Droit d’asile : il n’existe pas de pays « sûr »

La Coordination française pour le droit d’asile (CFDA) s’est adressée au Président du Conseil d’administration de l’OFPRA le 8 avril pour s’inquiéter vivement du prochain établissement par le Conseil d’une liste de pays d’origine « sûrs » permettant de refuser « l’admission en France d’un étranger qui demande à bénéficier de l’asile ». La CFDA a demandé que lui soit communiquée, pour chaque pays qui pourrait être désigné comme « sûr », la décision d’inscription sur la liste ainsi que les motivations qui auront conduit à une telle décision.

Les premiers éléments circulant sur une telle liste, notamment dans la presse, font craindre l’inscription de pays déstabilisés par une crise interne, comme le Sénégal avec la région de Casamance, de pays qui conservent et / ou appliquent la peine de mort, comme le Bénin, le Ghana, le Mali ou la Mongalie, ou encore de pays où les mutilations génitales féminines continuent d’être pratiquées même si des efforts sont faits pour faire disparaître ces pratiques, comme le Ghana, le Mali, ou le Bénin. La protection internationale ne doit pas être refusée au seul motif que les autorités d’un pays s’efforcent de protéger leurs ressortissants contre ces persécutions.
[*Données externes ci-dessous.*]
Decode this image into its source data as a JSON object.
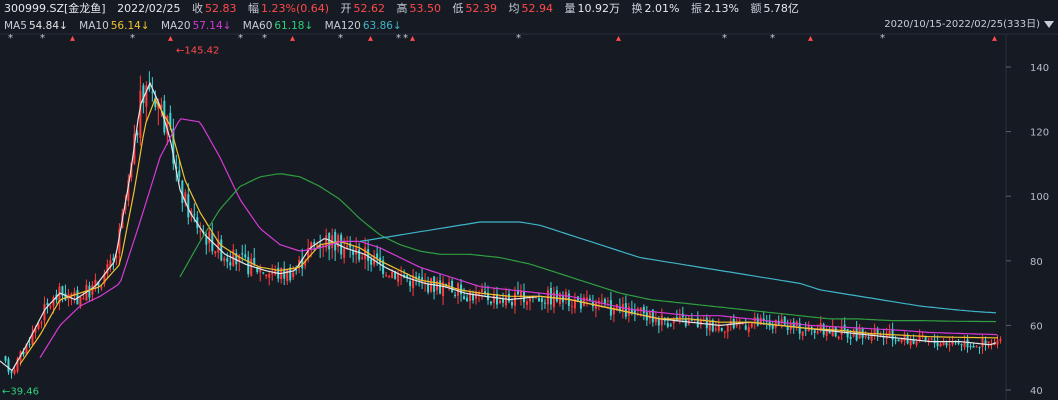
{
  "header": {
    "code": "300999.SZ[金龙鱼]",
    "date": "2022/02/25",
    "close_label": "收",
    "close": "52.83",
    "change_label": "幅",
    "change": "1.23%(0.64)",
    "open_label": "开",
    "open": "52.62",
    "high_label": "高",
    "high": "53.50",
    "low_label": "低",
    "low": "52.39",
    "avg_label": "均",
    "avg": "52.94",
    "vol_label": "量",
    "vol": "10.92万",
    "turn_label": "换",
    "turn": "2.01%",
    "amp_label": "振",
    "amp": "2.13%",
    "amt_label": "额",
    "amt": "5.78亿"
  },
  "ma": {
    "ma5_label": "MA5",
    "ma5": "54.84↓",
    "ma10_label": "MA10",
    "ma10": "56.14↓",
    "ma20_label": "MA20",
    "ma20": "57.14↓",
    "ma60_label": "MA60",
    "ma60": "61.18↓",
    "ma120_label": "MA120",
    "ma120": "63.86↓"
  },
  "range_label": "2020/10/15-2022/02/25(333日)",
  "colors": {
    "bg": "#161a23",
    "up": "#ff3b3b",
    "down": "#3fd4d4",
    "grid": "#2a2f3a",
    "ma5": "#e6e6e6",
    "ma10": "#f2c12e",
    "ma20": "#d63ad6",
    "ma60": "#2f9e3f",
    "ma120": "#3fb4c8"
  },
  "chart_data": {
    "type": "line",
    "title": "300999.SZ[金龙鱼]",
    "ylim": [
      38,
      148
    ],
    "y_ticks": [
      40,
      60,
      80,
      100,
      120,
      140
    ],
    "annotations": [
      {
        "text": "←145.42",
        "value": 145.42
      },
      {
        "text": "←39.46",
        "value": 39.46
      }
    ],
    "x_count": 333,
    "grid": false,
    "series": [
      {
        "name": "MA5",
        "knots": [
          [
            0,
            49
          ],
          [
            12,
            46
          ],
          [
            25,
            53
          ],
          [
            45,
            65
          ],
          [
            60,
            70
          ],
          [
            75,
            68
          ],
          [
            95,
            72
          ],
          [
            115,
            80
          ],
          [
            130,
            106
          ],
          [
            140,
            128
          ],
          [
            150,
            135
          ],
          [
            160,
            128
          ],
          [
            170,
            118
          ],
          [
            180,
            102
          ],
          [
            190,
            95
          ],
          [
            205,
            88
          ],
          [
            225,
            82
          ],
          [
            245,
            79
          ],
          [
            265,
            77
          ],
          [
            280,
            76
          ],
          [
            295,
            77
          ],
          [
            310,
            84
          ],
          [
            325,
            87
          ],
          [
            345,
            84
          ],
          [
            365,
            82
          ],
          [
            385,
            78
          ],
          [
            405,
            75
          ],
          [
            425,
            73
          ],
          [
            445,
            72
          ],
          [
            465,
            70
          ],
          [
            485,
            69
          ],
          [
            510,
            68
          ],
          [
            540,
            69
          ],
          [
            570,
            68
          ],
          [
            600,
            66
          ],
          [
            630,
            64
          ],
          [
            660,
            62
          ],
          [
            690,
            61
          ],
          [
            720,
            60
          ],
          [
            750,
            61
          ],
          [
            780,
            60
          ],
          [
            810,
            59
          ],
          [
            840,
            58
          ],
          [
            870,
            57
          ],
          [
            900,
            56
          ],
          [
            930,
            55
          ],
          [
            960,
            55
          ],
          [
            990,
            54
          ],
          [
            998,
            54.84
          ]
        ]
      },
      {
        "name": "MA10",
        "knots": [
          [
            20,
            48
          ],
          [
            40,
            57
          ],
          [
            60,
            68
          ],
          [
            80,
            70
          ],
          [
            100,
            72
          ],
          [
            120,
            79
          ],
          [
            135,
            103
          ],
          [
            145,
            122
          ],
          [
            155,
            130
          ],
          [
            170,
            122
          ],
          [
            185,
            105
          ],
          [
            200,
            95
          ],
          [
            220,
            85
          ],
          [
            240,
            81
          ],
          [
            260,
            78
          ],
          [
            280,
            77
          ],
          [
            300,
            78
          ],
          [
            320,
            85
          ],
          [
            340,
            86
          ],
          [
            360,
            84
          ],
          [
            380,
            80
          ],
          [
            400,
            77
          ],
          [
            420,
            74
          ],
          [
            440,
            73
          ],
          [
            460,
            71
          ],
          [
            480,
            70
          ],
          [
            510,
            69
          ],
          [
            540,
            69
          ],
          [
            570,
            68
          ],
          [
            600,
            66
          ],
          [
            630,
            64
          ],
          [
            660,
            62
          ],
          [
            690,
            62
          ],
          [
            720,
            61
          ],
          [
            750,
            61
          ],
          [
            780,
            60
          ],
          [
            810,
            59
          ],
          [
            840,
            58.5
          ],
          [
            870,
            57.5
          ],
          [
            900,
            57
          ],
          [
            930,
            56.5
          ],
          [
            960,
            56.3
          ],
          [
            998,
            56.14
          ]
        ]
      },
      {
        "name": "MA20",
        "knots": [
          [
            40,
            50
          ],
          [
            60,
            60
          ],
          [
            80,
            66
          ],
          [
            100,
            69
          ],
          [
            120,
            73
          ],
          [
            140,
            92
          ],
          [
            160,
            112
          ],
          [
            180,
            124
          ],
          [
            200,
            123
          ],
          [
            220,
            112
          ],
          [
            240,
            99
          ],
          [
            260,
            90
          ],
          [
            280,
            85
          ],
          [
            300,
            83
          ],
          [
            320,
            84
          ],
          [
            340,
            86
          ],
          [
            360,
            86
          ],
          [
            380,
            84
          ],
          [
            400,
            81
          ],
          [
            420,
            78
          ],
          [
            440,
            76
          ],
          [
            460,
            74
          ],
          [
            480,
            72
          ],
          [
            510,
            71
          ],
          [
            540,
            70
          ],
          [
            570,
            69
          ],
          [
            600,
            67
          ],
          [
            630,
            65
          ],
          [
            660,
            64
          ],
          [
            690,
            63
          ],
          [
            720,
            63
          ],
          [
            750,
            62
          ],
          [
            780,
            61
          ],
          [
            810,
            60
          ],
          [
            840,
            59.5
          ],
          [
            870,
            59
          ],
          [
            900,
            58.5
          ],
          [
            930,
            57.8
          ],
          [
            960,
            57.5
          ],
          [
            998,
            57.14
          ]
        ]
      },
      {
        "name": "MA60",
        "knots": [
          [
            180,
            75
          ],
          [
            200,
            86
          ],
          [
            220,
            96
          ],
          [
            240,
            103
          ],
          [
            260,
            106
          ],
          [
            280,
            107
          ],
          [
            300,
            106
          ],
          [
            320,
            103
          ],
          [
            340,
            99
          ],
          [
            360,
            93
          ],
          [
            380,
            88
          ],
          [
            400,
            85
          ],
          [
            420,
            83
          ],
          [
            440,
            82
          ],
          [
            470,
            82
          ],
          [
            500,
            81
          ],
          [
            530,
            79
          ],
          [
            560,
            76
          ],
          [
            590,
            73
          ],
          [
            620,
            70
          ],
          [
            650,
            68
          ],
          [
            680,
            67
          ],
          [
            710,
            66
          ],
          [
            740,
            65
          ],
          [
            770,
            64
          ],
          [
            800,
            63
          ],
          [
            830,
            62
          ],
          [
            860,
            62
          ],
          [
            890,
            61.5
          ],
          [
            920,
            61.5
          ],
          [
            950,
            61.3
          ],
          [
            998,
            61.18
          ]
        ]
      },
      {
        "name": "MA120",
        "knots": [
          [
            360,
            86
          ],
          [
            380,
            87
          ],
          [
            400,
            88
          ],
          [
            420,
            89
          ],
          [
            440,
            90
          ],
          [
            460,
            91
          ],
          [
            480,
            92
          ],
          [
            500,
            92
          ],
          [
            520,
            92
          ],
          [
            540,
            91
          ],
          [
            560,
            89
          ],
          [
            580,
            87
          ],
          [
            600,
            85
          ],
          [
            620,
            83
          ],
          [
            640,
            81
          ],
          [
            660,
            80
          ],
          [
            680,
            79
          ],
          [
            700,
            78
          ],
          [
            720,
            77
          ],
          [
            740,
            76
          ],
          [
            760,
            75
          ],
          [
            780,
            74
          ],
          [
            800,
            73
          ],
          [
            820,
            71
          ],
          [
            840,
            70
          ],
          [
            860,
            69
          ],
          [
            880,
            68
          ],
          [
            900,
            67
          ],
          [
            920,
            66
          ],
          [
            950,
            65
          ],
          [
            975,
            64.3
          ],
          [
            998,
            63.86
          ]
        ]
      }
    ]
  }
}
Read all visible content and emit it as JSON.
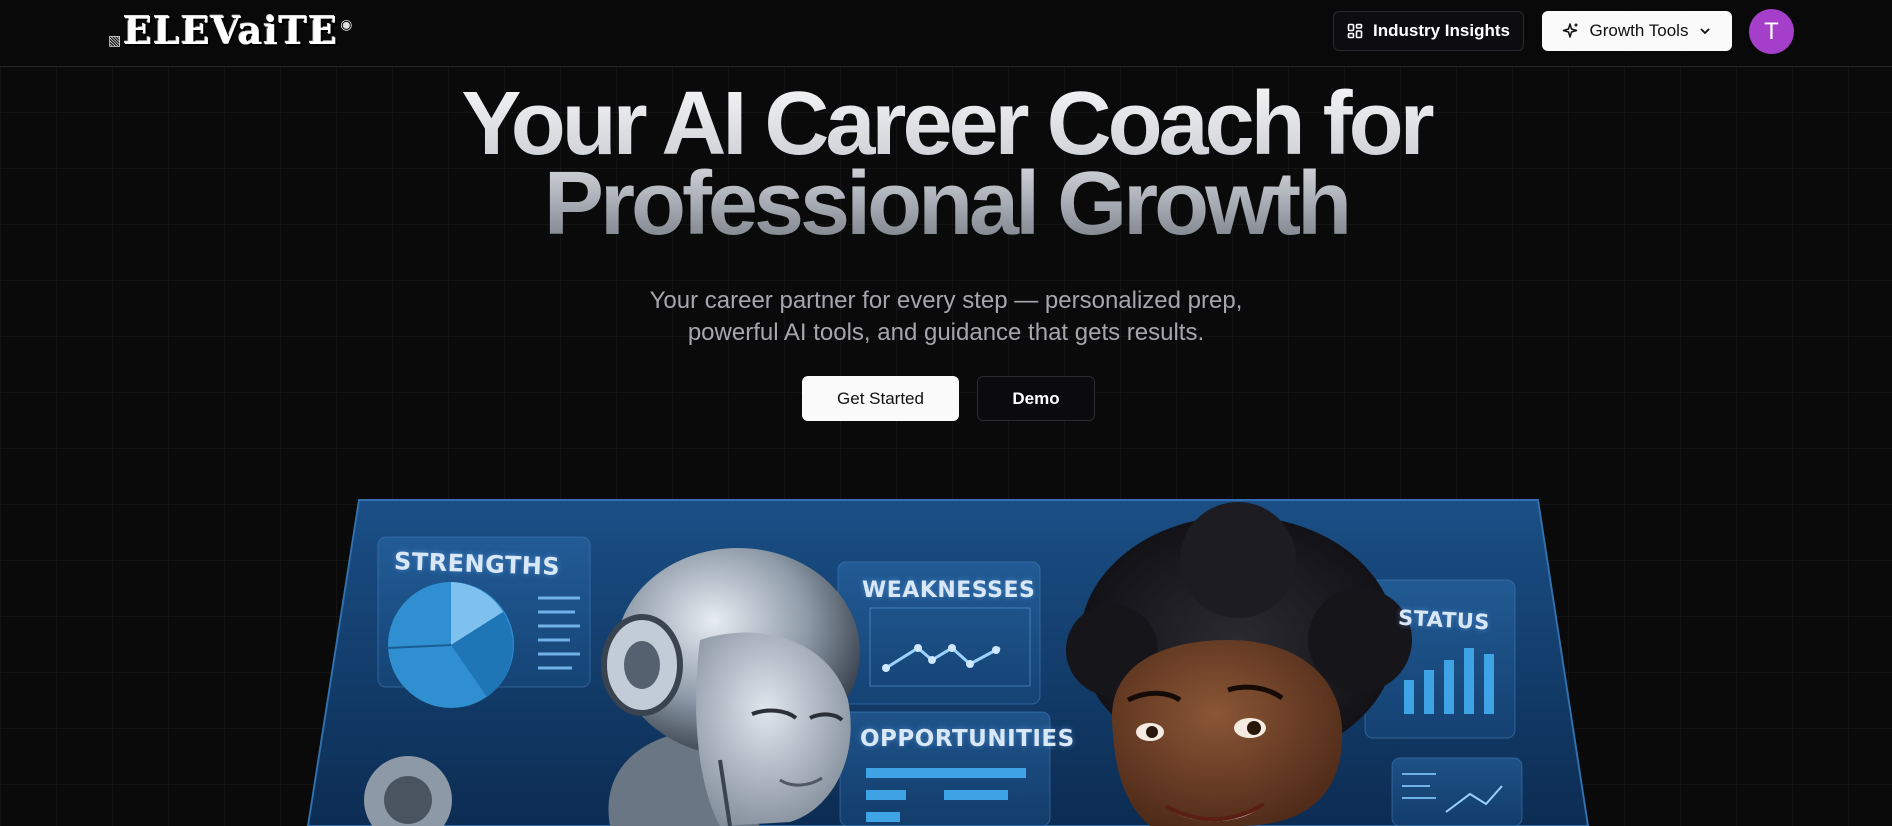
{
  "header": {
    "logo_text": "ELEVaiTE",
    "nav": {
      "insights_label": "Industry Insights",
      "insights_icon": "dashboard-grid-icon",
      "growth_label": "Growth Tools",
      "growth_icon": "sparkles-icon",
      "growth_chevron": "chevron-down-icon"
    },
    "avatar_initial": "T",
    "avatar_color": "#a53fc9"
  },
  "hero": {
    "title_line1": "Your AI Career Coach for",
    "title_line2": "Professional Growth",
    "subtitle_line1": "Your career partner for every step — personalized prep,",
    "subtitle_line2": "powerful AI tools, and guidance that gets results.",
    "primary_button": "Get Started",
    "secondary_button": "Demo"
  },
  "illustration": {
    "panel_labels": {
      "strengths": "STRENGTHS",
      "weaknesses": "WEAKNESSES",
      "opportunities": "OPPORTUNITIES",
      "status": "STATUS"
    }
  },
  "colors": {
    "background": "#0a0a0b",
    "accent": "#a53fc9",
    "panel_blue": "#1a4f86"
  }
}
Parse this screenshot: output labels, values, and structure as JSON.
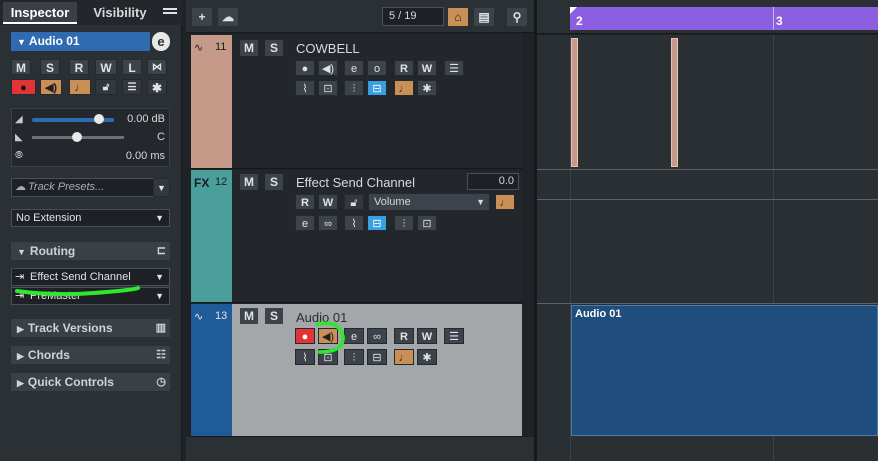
{
  "inspector": {
    "tabs": [
      "Inspector",
      "Visibility"
    ],
    "menu_icon": "hamburger-icon",
    "track_name": "Audio 01",
    "buttons_row1": [
      "M",
      "S",
      "R",
      "W",
      "L"
    ],
    "volume_value": "0.00 dB",
    "pan_value": "C",
    "delay_value": "0.00 ms",
    "track_presets_placeholder": "Track Presets...",
    "extension": "No Extension",
    "routing_label": "Routing",
    "routing_output": "Effect Send Channel",
    "routing_second": "PreMaster",
    "sections": [
      "Track Versions",
      "Chords",
      "Quick Controls"
    ]
  },
  "toolbar": {
    "counter": "5 / 19"
  },
  "tracks": [
    {
      "number": "11",
      "name": "COWBELL",
      "color": "#c59a88"
    },
    {
      "number": "12",
      "prefix": "FX",
      "name": "Effect Send Channel",
      "value": "0.0",
      "param": "Volume",
      "color": "#4a9e9c"
    },
    {
      "number": "13",
      "name": "Audio 01",
      "color": "#1f5a99"
    }
  ],
  "ruler": {
    "bar2": "2",
    "bar3": "3"
  },
  "events": {
    "audio_event_label": "Audio 01"
  },
  "colors": {
    "accent_purple": "#8c5ee0",
    "highlight_green": "#2ee82e",
    "record_red": "#e23434",
    "monitor_tan": "#c98f55",
    "selected_blue": "#2e6bb0"
  }
}
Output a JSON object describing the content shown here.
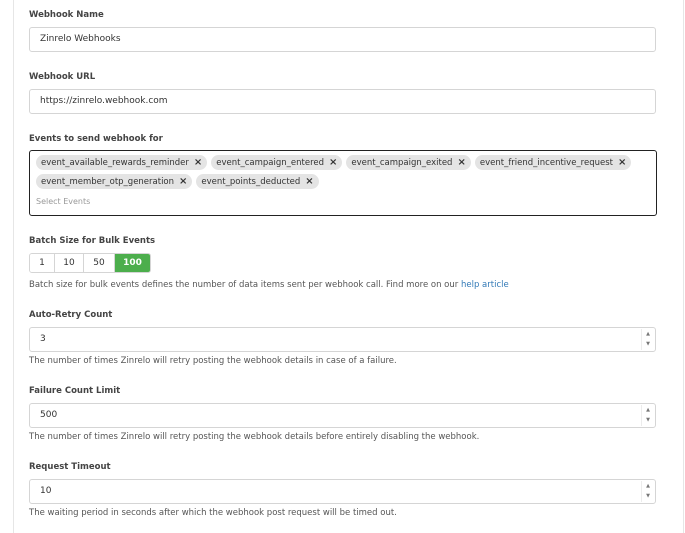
{
  "webhook_name": {
    "label": "Webhook Name",
    "value": "Zinrelo Webhooks"
  },
  "webhook_url": {
    "label": "Webhook URL",
    "value": "https://zinrelo.webhook.com"
  },
  "events": {
    "label": "Events to send webhook for",
    "tags": [
      "event_available_rewards_reminder",
      "event_campaign_entered",
      "event_campaign_exited",
      "event_friend_incentive_request",
      "event_member_otp_generation",
      "event_points_deducted"
    ],
    "remove_icon": "close-icon",
    "placeholder": "Select Events"
  },
  "batch_size": {
    "label": "Batch Size for Bulk Events",
    "options": [
      "1",
      "10",
      "50",
      "100"
    ],
    "selected": "100",
    "help_text": "Batch size for bulk events defines the number of data items sent per webhook call. Find more on our ",
    "help_link": "help article"
  },
  "auto_retry": {
    "label": "Auto-Retry Count",
    "value": "3",
    "help_text": "The number of times Zinrelo will retry posting the webhook details in case of a failure."
  },
  "failure_limit": {
    "label": "Failure Count Limit",
    "value": "500",
    "help_text": "The number of times Zinrelo will retry posting the webhook details before entirely disabling the webhook."
  },
  "request_timeout": {
    "label": "Request Timeout",
    "value": "10",
    "help_text": "The waiting period in seconds after which the webhook post request will be timed out."
  },
  "colors": {
    "active_segment": "#4cae4c",
    "link": "#337ab7",
    "tag_bg": "#e4e4e4"
  }
}
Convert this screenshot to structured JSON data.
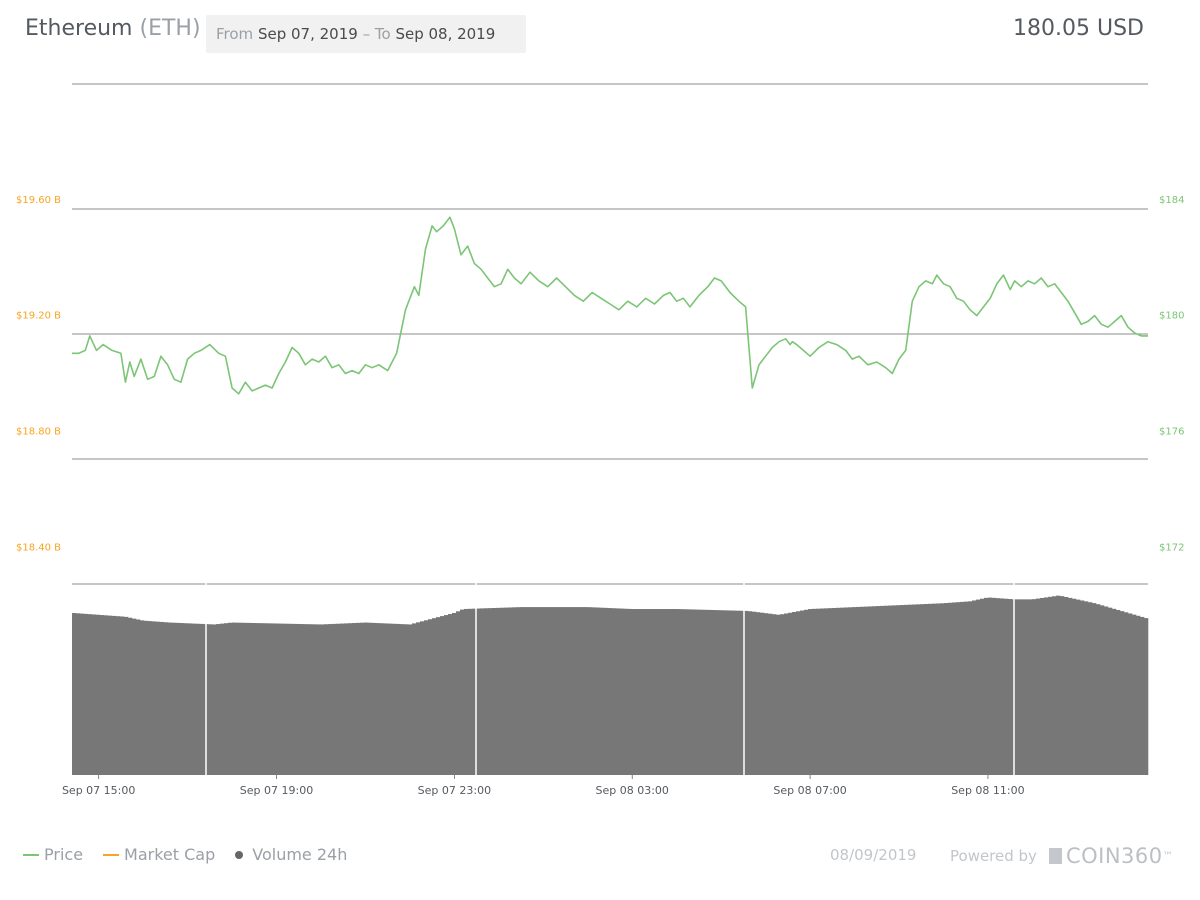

La CFDA trouve très regrettable l’absence de transparence qui préside à l’établissement d’une liste française de « pays sûrs ». Compte tenu de l’importance des conséquences de cette décision, la CFDA regrette la précipitation et la non prise en compte des mises en gardes répétées des associations et du HCR. A tout le moins, il nous semble que toute la documentation pertinente (rapports enquêtes..) devrait être portée suffisamment à temps à la connaissance de tous les membres du Conseil d’administration, afin d’éclairer leur jugement avant la décision.

La CFDA s’étonne que la France soit en mesure d’établir une liste de pays d’origine « sûrs » alors que depuis de longs mois les Etats membres de l’Union européenne échouent à mettre au point une liste commune. Au-delà des contraintes inhérentes à toute négociation diplomatique, cet échec est significatif de la difficulté à définir le caractère « sûr » d’un pays. Selon certains, des pays comme les Etats-Unis et le Japon ne doivent pas figurer sur la liste parce la peine de mort y est pratiquée. Pour la France, le Mali est « sûr » mais pas pour l’Allemagne en raison de la pratique continue des mutilations génitales. L’Espagne, quant à elle, demandait le retrait de la liste de tous les pays d’Amérique Latine, afin de ne pas avoir à justifier que certains, et pas d’autres, y soient inscrits.

La CFDA rappelle qu’elle est opposée au concept même de pays « sûr », tout comme la Commission nationale consultative des droits de l’homme (CNCDH). L’utilisation d’une telle liste suppose nécessairement une discrimination entre réfugiés en raison de leur nationalité, discrimination interdite par l’article 3 de la convention de Genève de 1951, et expose les demandeurs venant de pays considérés comme « sûrs » à être confrontées à des présomptions déraisonnables à l’encontre de la validité de leur demande, dans le cadre d’une procédure sans garanties suffisantes ni aucune aide sociale.